Ten mooing neighbors
Nine essential nutrients
Eight loads of sand
Seven bales of hay
Six stripping shanks
Fiiiiive commodity baaaays
Four milking shells
Three shifts of milking
Two orange tractors
And a twinkly-light-laden faux tree
When we chop corn each year for cow food, DM has two options for storage: ag-bags or silage packs. Ag-bags are easier to seal and maintain; packs are more space efficient. We utilize both methods of storage, but I’m partial to the pack. Maybe it’s because Dairy Man won’t let me climb on the ag-bags. I’m all about storage methods that allow me to scurry around on them like a mountain goat.

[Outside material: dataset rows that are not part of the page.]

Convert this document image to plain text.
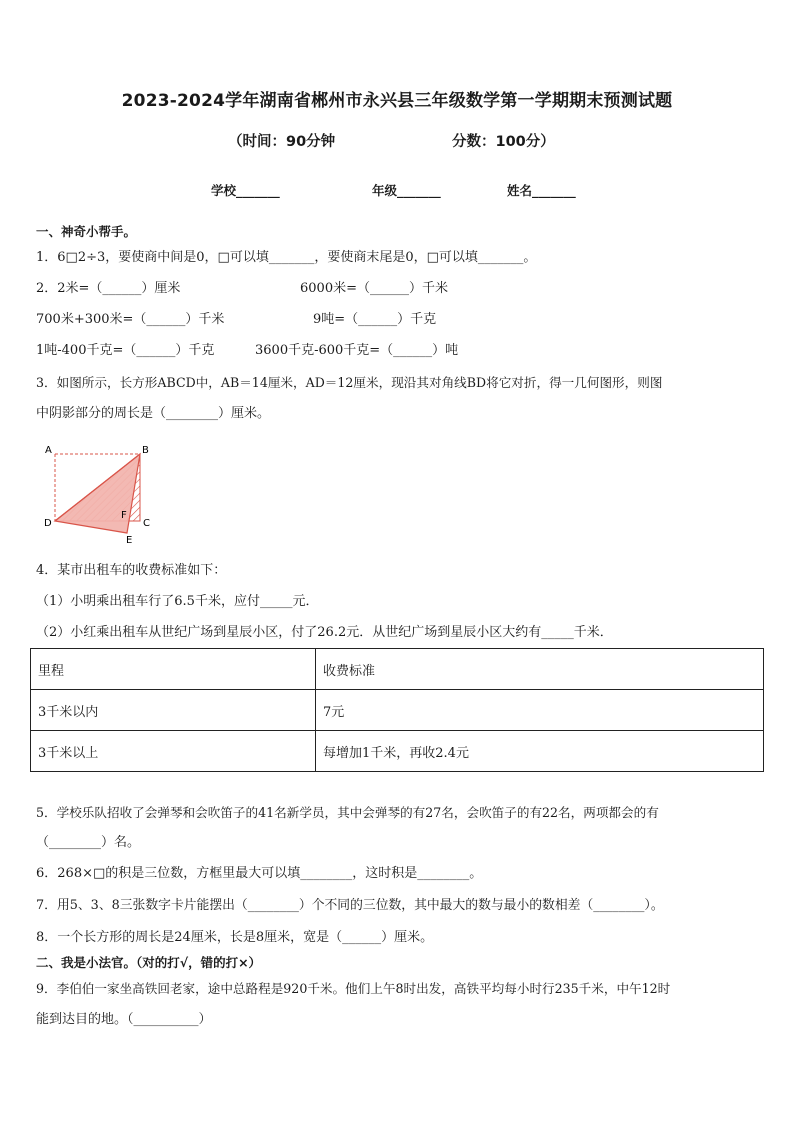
2023-2024学年湖南省郴州市永兴县三年级数学第一学期期末预测试题
（时间：90分钟	分数：100分）
学校_______	年级_______	姓名_______
一、神奇小帮手。
1．6□2÷3，要使商中间是0，□可以填_______，要使商末尾是0，□可以填_______。
2．2米=（______）厘米	6000米=（______）千米
700米+300米=（______）千米	9吨=（______）千克
1吨-400千克=（______）千克	3600千克-600千克=（______）吨
3．如图所示，长方形ABCD中，AB＝14厘米，AD＝12厘米，现沿其对角线BD将它对折，得一几何图形，则图
中阴影部分的周长是（________）厘米。
A	B
C
D
E
F
4．某市出租车的收费标准如下：
（1）小明乘出租车行了6.5千米，应付_____元．
（2）小红乘出租车从世纪广场到星辰小区，付了26.2元．从世纪广场到星辰小区大约有_____千米．
里程	收费标准
3千米以内	7元
3千米以上	每增加1千米，再收2.4元
5．学校乐队招收了会弹琴和会吹笛子的41名新学员，其中会弹琴的有27名，会吹笛子的有22名，两项都会的有
（________）名。
6．268×□的积是三位数，方框里最大可以填________，这时积是________。
7．用5、3、8三张数字卡片能摆出（________）个不同的三位数，其中最大的数与最小的数相差（________）。
8．一个长方形的周长是24厘米，长是8厘米，宽是（______）厘米。
二、我是小法官。（对的打√，错的打×）
9．李伯伯一家坐高铁回老家，途中总路程是920千米。他们上午8时出发，高铁平均每小时行235千米，中午12时
能到达目的地。（__________）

After we’re done building the pack, we cover it with huge sheets of plastic and thousands of sliced tires. Though I enjoy talking about “sliced tires” and imagining them on a pastrami sandwich on rye, DM would prefer I use their proper name: tire sidewalls.
Tire sidewalls are sliced tires used to hold the plastic down on our silage pack, thus preventing oxygen from seeping into the valuable cow food. The slices come from the sides of old semi truck tires. Semi tires suit our purposes better than car tires (or rubber inner tubes, which, I admit, is what I first thought the black circles were when I first saw a silage pack) because they are heavier and cover more surface area per tire. We don’t use full tires because they hold water and are clumsier to handle.
The tires are ultimately tied together with bale twine to keep them from sliding down the pack. It also makes a perfect stairway for MFW mountain goats.
In addition to creating a delightful farm jungle gym, sidewalls are an effective and cheap way to keep our cow food fresh and tasty throughout the year.